Under the CEPF funded project "Songs and Stories of Biodiversity", small grantee Canal Studio's environmental team traveled to two remote villages in the north west of Espiritu Santo island in the Santo Mountain Chain, one of the priority key biodiversity areas in East Melanesia.
The purpose of the visit was to dialogue with the community to understand their current environmental practices and important bio-cultural traditions particularly in regards to a number of threatened species endemic to this area.

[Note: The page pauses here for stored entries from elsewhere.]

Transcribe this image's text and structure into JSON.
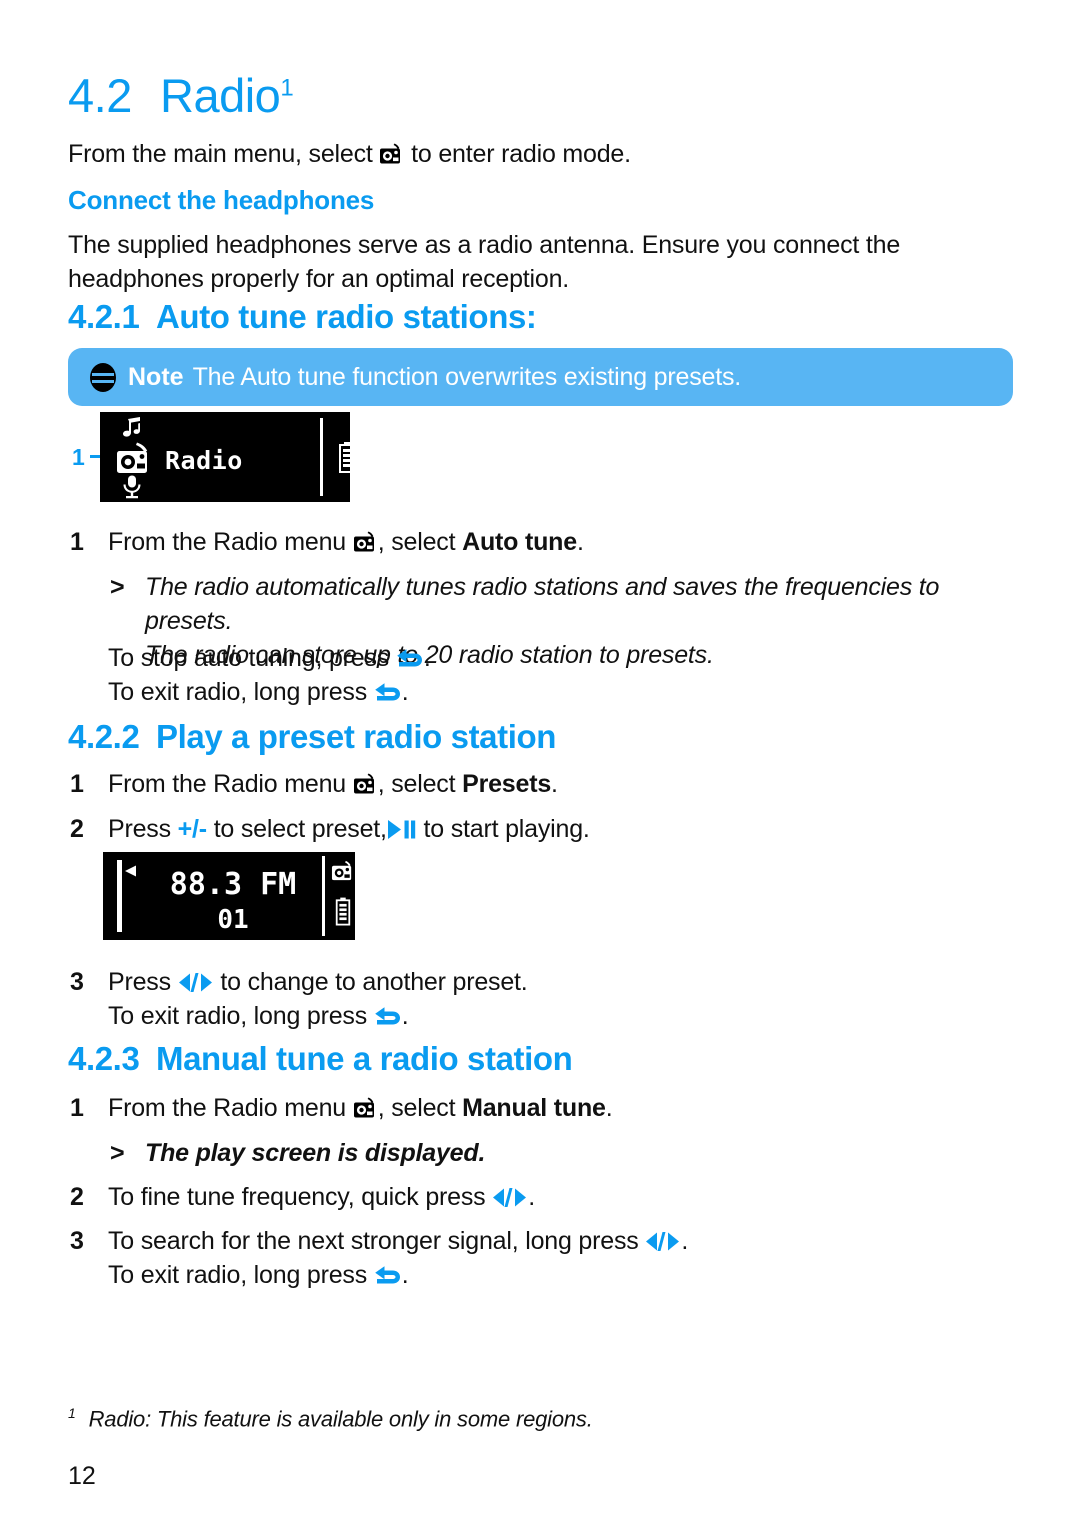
{
  "document": {
    "section_number": "4.2",
    "section_title": "Radio",
    "section_title_superscript": "1",
    "intro_before": "From the main menu, select",
    "intro_after": "to enter radio mode.",
    "page_number": "12",
    "footnote_marker": "1",
    "footnote_text": "Radio: This feature is available only in some regions."
  },
  "headphones": {
    "heading": "Connect the headphones",
    "body": "The supplied headphones serve as a radio antenna. Ensure you connect the headphones properly for an optimal reception."
  },
  "autotune": {
    "number": "4.2.1",
    "title": "Auto tune radio stations:",
    "note_label": "Note",
    "note_text": "The Auto tune function overwrites existing presets.",
    "step1_n": "1",
    "step1_a": "From the Radio menu",
    "step1_b": ", select",
    "step1_bold": "Auto tune",
    "step1_c": ".",
    "result_marker": ">",
    "result_line1": "The radio automatically tunes radio stations and saves the frequencies to presets.",
    "result_line2": "The radio can store up to 20 radio station to presets.",
    "stop_text": "To stop auto tuning, press",
    "exit_text": "To exit radio, long press",
    "period": "."
  },
  "lcd_menu": {
    "callout": "1",
    "label": "Radio",
    "icon_top": "music-note-icon",
    "icon_middle": "radio-icon",
    "icon_bottom": "microphone-icon",
    "icon_right": "battery-icon"
  },
  "presets": {
    "number": "4.2.2",
    "title": "Play a preset radio station",
    "step1_n": "1",
    "step1_a": "From the Radio menu",
    "step1_b": ", select",
    "step1_bold": "Presets",
    "step1_c": ".",
    "step2_n": "2",
    "step2_a": "Press",
    "step2_plusminus": "+/-",
    "step2_b": "to select preset,",
    "step2_c": "to start playing.",
    "step3_n": "3",
    "step3_a": "Press",
    "step3_b": "to change to another preset.",
    "step3_exit": "To exit radio, long press",
    "period": "."
  },
  "lcd_play": {
    "frequency": "88.3 FM",
    "preset_number": "01",
    "icon_radio": "radio-icon",
    "icon_battery": "battery-icon",
    "icon_scroll": "scrollbar-marker-icon"
  },
  "manual": {
    "number": "4.2.3",
    "title": "Manual tune a radio station",
    "step1_n": "1",
    "step1_a": "From the Radio menu",
    "step1_b": ", select",
    "step1_bold": "Manual tune",
    "step1_c": ".",
    "result_marker": ">",
    "result_text": "The play screen is displayed.",
    "step2_n": "2",
    "step2_a": "To fine tune frequency, quick press",
    "step3_n": "3",
    "step3_a": "To search for the next stronger signal, long press",
    "step3_exit": "To exit radio, long press",
    "period": "."
  },
  "colors": {
    "accent_blue": "#0A9BF0",
    "note_bg": "#58B5F3",
    "lcd_bg": "#000000",
    "text": "#111111"
  }
}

In the village of Hokua, the team discovered that the chief and his community enforce a hunting and fishing ban on threatened species at certain times during the year. The chief stated that over-exploitation of species such as the Vanuatu Imperial Pigeon, Palm Lorikeet and Santo Cruz Ground-dove is a major problem. and protection through these community measures is helping to ensure that their populations do not face potential extinction. However, there is currently no prohibition on the hunting of the Vanuatu flying fox (despite being on the list of threatened species) as the community see it as a direct competitor for other food sources.

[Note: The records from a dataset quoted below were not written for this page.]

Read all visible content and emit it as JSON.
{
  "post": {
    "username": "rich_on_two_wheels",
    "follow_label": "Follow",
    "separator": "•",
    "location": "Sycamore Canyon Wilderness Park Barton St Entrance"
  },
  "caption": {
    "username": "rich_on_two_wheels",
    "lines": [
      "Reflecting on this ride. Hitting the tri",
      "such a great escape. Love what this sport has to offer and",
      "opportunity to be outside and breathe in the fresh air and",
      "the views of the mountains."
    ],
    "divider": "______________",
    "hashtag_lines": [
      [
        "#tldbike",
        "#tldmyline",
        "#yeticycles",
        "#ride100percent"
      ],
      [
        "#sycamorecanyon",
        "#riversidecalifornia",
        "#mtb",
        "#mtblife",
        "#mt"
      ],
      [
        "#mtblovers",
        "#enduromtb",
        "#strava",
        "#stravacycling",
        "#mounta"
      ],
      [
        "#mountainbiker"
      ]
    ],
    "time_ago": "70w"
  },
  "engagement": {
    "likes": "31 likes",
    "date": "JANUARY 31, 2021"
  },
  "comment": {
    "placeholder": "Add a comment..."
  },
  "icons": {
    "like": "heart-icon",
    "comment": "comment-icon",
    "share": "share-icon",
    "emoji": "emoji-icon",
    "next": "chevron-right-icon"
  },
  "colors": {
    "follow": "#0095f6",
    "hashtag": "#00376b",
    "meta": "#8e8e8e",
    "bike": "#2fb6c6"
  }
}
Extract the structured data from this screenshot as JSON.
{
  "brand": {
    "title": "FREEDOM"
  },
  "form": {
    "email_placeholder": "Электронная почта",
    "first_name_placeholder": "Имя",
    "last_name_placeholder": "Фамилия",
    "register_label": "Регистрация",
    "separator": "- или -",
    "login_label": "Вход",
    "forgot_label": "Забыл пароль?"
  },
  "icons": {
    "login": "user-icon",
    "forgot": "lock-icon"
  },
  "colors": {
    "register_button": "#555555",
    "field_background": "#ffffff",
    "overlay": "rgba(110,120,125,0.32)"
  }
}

In Penaoru village, the ancestors of the community began banning the hunting of wild hogs for the sole reason of maintaining the numbers of pigs in their forests. The ban was so successful that hunting for wild pigs in Penaoru is now easy as villagers do not have to walk very far to hunt them. The hog hunting ban led to the local Chiefs taking the initiative to protect other food and resources in the forest. With the support of the SANMA Provincial Government and much work done by the Department of Environmental Protection and Conservation, the Penouru community launched a Conservation Management Plan in 2014 that links customary and modern practices. This legally endorsed management plan is executed by a village committee who oversees the management of the protected area.
Canal Studio's Songs and Stories of Biodiversity project activities provided important information for the community to consider in managing their protected area, becoming more informed of the listed vulnerable species inhabiting their environment.
The highlight of the visit was seeing the Voutmele Palm, which is only found in the Penaoru Protected Area. When the Canal Studio environmental team informed the community of its threatened status, the elders were able to identify it to them thus increasing their awareness of the need to protect it.